Monday, Nov. 03, 1958
Tragicomic Musketeers
HEART FLIGHTS (191 pp.)--Felicien Marceau--Abelard-Schuman ($3.50).
"Greetings, opium of the people, scum of the old order," said Arthur Rimbaud.
"Greetings," replied Cardinal Mazarin.
"Here you are," Vicomte de Valmont, the roue hero of an 18th century novel, chimed in benignly.
The speakers are three schoolboys of present-day Paris who have "decided to model their lives on those of distinguished men." Bored by both their ordinary selves and their ordinary lives, they dream of rebellion, plots and seductions. Their big day comes when a worried spinster, who lives with an aristocratic family just outside Paris, tells "Valmont" about a plot worthy of Dumas: the haughty old head of the family has locked and bolted his pretty daughter Denise into her bedroom and will not let her out until she swears to break off an affair with a middleaged, married antique dealer. Will nobody rescue Denise and restore her to her beloved?
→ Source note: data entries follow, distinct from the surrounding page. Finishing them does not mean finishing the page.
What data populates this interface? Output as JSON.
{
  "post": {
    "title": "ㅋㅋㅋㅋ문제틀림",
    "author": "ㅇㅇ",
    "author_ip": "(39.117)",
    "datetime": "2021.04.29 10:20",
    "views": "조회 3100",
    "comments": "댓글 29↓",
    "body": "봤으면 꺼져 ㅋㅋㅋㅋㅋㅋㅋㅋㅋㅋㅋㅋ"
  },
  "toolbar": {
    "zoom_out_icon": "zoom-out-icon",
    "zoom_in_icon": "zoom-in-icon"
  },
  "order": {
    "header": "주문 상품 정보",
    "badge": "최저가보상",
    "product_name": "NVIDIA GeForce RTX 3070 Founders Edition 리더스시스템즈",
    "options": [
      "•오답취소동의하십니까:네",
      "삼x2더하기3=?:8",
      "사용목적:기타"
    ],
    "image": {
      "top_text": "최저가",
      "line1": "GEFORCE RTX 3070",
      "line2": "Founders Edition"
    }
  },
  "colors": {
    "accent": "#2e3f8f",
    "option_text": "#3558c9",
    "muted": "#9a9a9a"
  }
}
This is the simple outline of Novelist-Playwright Felicien Marceau's new book, but it is the portraits within, not the frame without, that make it a sparkling display of French tragicomedy. An irresistible pair are stern father de Gau-grand, a half-mad patrician whose "broad back [extends] like the Great Wall of China," and his wife, who wears newspapers (for warmth) throughout the winter and sits down to all meals in hat and overcoat. Daughter Denise, raised in this nutty household, is more than a bit weak in the head, but far from weak in will--as her three fantastic rescuers discover.
The charm of this book lies in Author Marceau's devotion to his extraordinary characters--a devotion that enables him to make them not merely funny but amazingly human as well. Haughty aristocrat, aping student, money-loving businessman, dim-witted girl--by the time Marceau has done with them, all have shed their comical trappings, and walk the world in the shape of broken hearts.